This slick city man figured he'd go upstate and do some pheasant hunting.
With no regard to private property or trespassing signs, he barreled his big SUV up a little side road where he discovered a great looking field with the grass about chest high, Autumn Olive trees scattered throughout. Perfect spot!
He hadn't walked 30 feet when a big pheasant popped out of the grass and took to flight. BLAM! His first shot killed the bird and he watched it fall to the ground.
When he got to the area the grouse fell, he had to cross a fence to retrieve his quarry. He climbed over the fence, and just as he was about to pick up the bird, he heard a loud voice behind him.
A man was headed toward him and said,
"HEY! Wait just a minute! Do you know you're on private property?"
The city slicker replied, "No, sure didn't. Don't care either."
Agitated by the city slickers curt reply, the property owner said, "Well, since you're on private property, MY private property, that deems the downed pheasant is mine! But, if you don't want to get into trouble for hunting on private property, I shall make you an offer so you can keep the bird and go about your way."
The city slicker was curious about the offer and surely didn't want to get into trouble, so he inquired to the owner the nature of the offer.
The owner replied, "Well, it's kind of a game where we kick each other between the legs as hard as possible. The one who doesn't scream, cry, whimper, or make any sound whatsoever will win the pheasant."

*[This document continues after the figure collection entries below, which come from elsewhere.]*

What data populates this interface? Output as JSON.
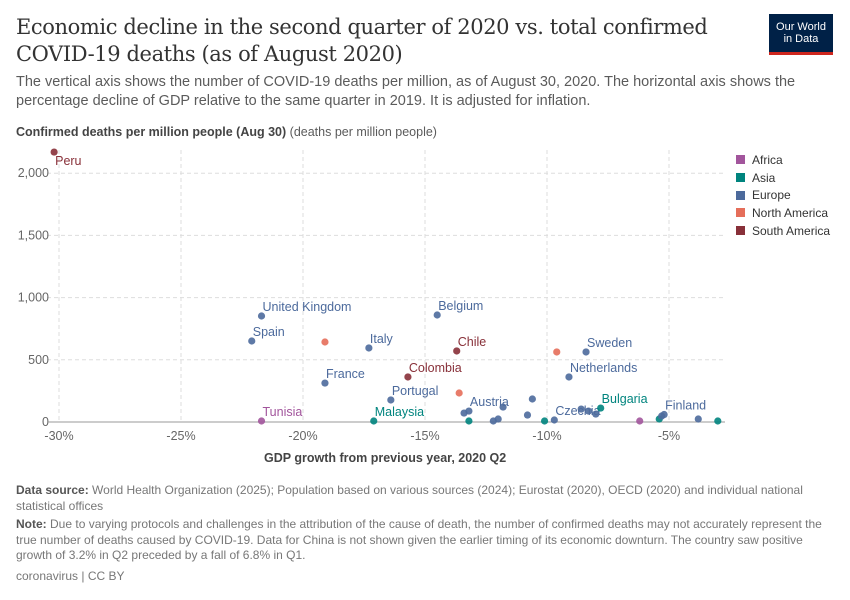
{
  "title": "Economic decline in the second quarter of 2020 vs. total confirmed COVID-19 deaths (as of August 2020)",
  "subtitle": "The vertical axis shows the number of COVID-19 deaths per million, as of August 30, 2020. The horizontal axis shows the percentage decline of GDP relative to the same quarter in 2019. It is adjusted for inflation.",
  "logo": {
    "line1": "Our World",
    "line2": "in Data"
  },
  "footer": {
    "source_label": "Data source:",
    "source": "World Health Organization (2025); Population based on various sources (2024); Eurostat (2020), OECD (2020) and individual national statistical offices",
    "note_label": "Note:",
    "note": "Due to varying protocols and challenges in the attribution of the cause of death, the number of confirmed deaths may not accurately represent the true number of deaths caused by COVID-19. Data for China is not shown given the earlier timing of its economic downturn. The country saw positive growth of 3.2% in Q2 preceded by a fall of 6.8% in Q1.",
    "license": "coronavirus | CC BY"
  },
  "chart_data": {
    "type": "scatter",
    "ylabel_bold": "Confirmed deaths per million people (Aug 30)",
    "ylabel_unit": "(deaths per million people)",
    "xlabel": "GDP growth from previous year, 2020 Q2",
    "xlim": [
      -30.5,
      -2.5
    ],
    "ylim": [
      0,
      2200
    ],
    "xticks": [
      -30,
      -25,
      -20,
      -15,
      -10,
      -5
    ],
    "xtick_labels": [
      "-30%",
      "-25%",
      "-20%",
      "-15%",
      "-10%",
      "-5%"
    ],
    "yticks": [
      0,
      500,
      1000,
      1500,
      2000
    ],
    "ytick_labels": [
      "0",
      "500",
      "1,000",
      "1,500",
      "2,000"
    ],
    "grid": true,
    "legend_position": "right",
    "legend": [
      {
        "name": "Africa",
        "color": "#a2559c"
      },
      {
        "name": "Asia",
        "color": "#00847e"
      },
      {
        "name": "Europe",
        "color": "#4c6a9c"
      },
      {
        "name": "North America",
        "color": "#e56e5a"
      },
      {
        "name": "South America",
        "color": "#883039"
      }
    ],
    "points": [
      {
        "label": "Peru",
        "region": "South America",
        "x": -30.2,
        "y": 2170
      },
      {
        "label": "United Kingdom",
        "region": "Europe",
        "x": -21.7,
        "y": 852
      },
      {
        "label": "Spain",
        "region": "Europe",
        "x": -22.1,
        "y": 651
      },
      {
        "label": "",
        "region": "North America",
        "x": -19.1,
        "y": 643
      },
      {
        "label": "Italy",
        "region": "Europe",
        "x": -17.3,
        "y": 595
      },
      {
        "label": "Belgium",
        "region": "Europe",
        "x": -14.5,
        "y": 860
      },
      {
        "label": "Chile",
        "region": "South America",
        "x": -13.7,
        "y": 571
      },
      {
        "label": "Colombia",
        "region": "South America",
        "x": -15.7,
        "y": 362
      },
      {
        "label": "France",
        "region": "Europe",
        "x": -19.1,
        "y": 313
      },
      {
        "label": "Portugal",
        "region": "Europe",
        "x": -16.4,
        "y": 177
      },
      {
        "label": "",
        "region": "North America",
        "x": -13.6,
        "y": 233
      },
      {
        "label": "",
        "region": "Europe",
        "x": -13.4,
        "y": 72
      },
      {
        "label": "Austria",
        "region": "Europe",
        "x": -13.2,
        "y": 88
      },
      {
        "label": "",
        "region": "Europe",
        "x": -11.8,
        "y": 120
      },
      {
        "label": "Tunisia",
        "region": "Africa",
        "x": -21.7,
        "y": 8
      },
      {
        "label": "Malaysia",
        "region": "Asia",
        "x": -17.1,
        "y": 8
      },
      {
        "label": "",
        "region": "Asia",
        "x": -13.2,
        "y": 8
      },
      {
        "label": "",
        "region": "Europe",
        "x": -12.2,
        "y": 8
      },
      {
        "label": "",
        "region": "Europe",
        "x": -12.0,
        "y": 24
      },
      {
        "label": "",
        "region": "Europe",
        "x": -10.8,
        "y": 56
      },
      {
        "label": "",
        "region": "Europe",
        "x": -10.6,
        "y": 185
      },
      {
        "label": "",
        "region": "Asia",
        "x": -10.1,
        "y": 8
      },
      {
        "label": "Czechia",
        "region": "Europe",
        "x": -9.7,
        "y": 16
      },
      {
        "label": "Sweden",
        "region": "Europe",
        "x": -8.4,
        "y": 563
      },
      {
        "label": "",
        "region": "North America",
        "x": -9.6,
        "y": 563
      },
      {
        "label": "Netherlands",
        "region": "Europe",
        "x": -9.1,
        "y": 362
      },
      {
        "label": "",
        "region": "Europe",
        "x": -8.6,
        "y": 104
      },
      {
        "label": "",
        "region": "Europe",
        "x": -8.3,
        "y": 88
      },
      {
        "label": "",
        "region": "Europe",
        "x": -8.0,
        "y": 64
      },
      {
        "label": "Bulgaria",
        "region": "Asia",
        "x": -7.8,
        "y": 112
      },
      {
        "label": "",
        "region": "Africa",
        "x": -6.2,
        "y": 8
      },
      {
        "label": "",
        "region": "Asia",
        "x": -5.4,
        "y": 24
      },
      {
        "label": "",
        "region": "Europe",
        "x": -5.3,
        "y": 48
      },
      {
        "label": "Finland",
        "region": "Europe",
        "x": -5.2,
        "y": 60
      },
      {
        "label": "",
        "region": "Europe",
        "x": -3.8,
        "y": 24
      },
      {
        "label": "",
        "region": "Asia",
        "x": -3.0,
        "y": 8
      }
    ]
  }
}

The city slicker was over six feet tall and well built. He looked at the property owner, an old man, no more than 135 pounds. He knew he could kick the poor old man into oblivion. He took the ol man up on the offer.
"Good" The owner said. "I'll go first."
The city slicker got in a comfortable stance, his feet apart, crouching slightly.
The old man came over and judged the distance by swinging his foot from crotch to the ground. He finally got it sized up and reared his boot back and WHACK! Bullseye! Boot met gonads with thundering force and accuracy!
The city slicker gritted his teeth and tears filled his eyes. He shuddered for a few seconds an finally let out a deep breath. He was in some serious pain!
After about a minute or so of panting and walking around, gut throbbing, the city slicker finally composed himself enough to go to the property owner so he can give his big revenge kick. He scowled at the owner and snarled "YOUR TURN OLD MAN!"
Walking away, the owner said, "Ah, that's all right. You keep the pheasant. I've done killed twelve this week."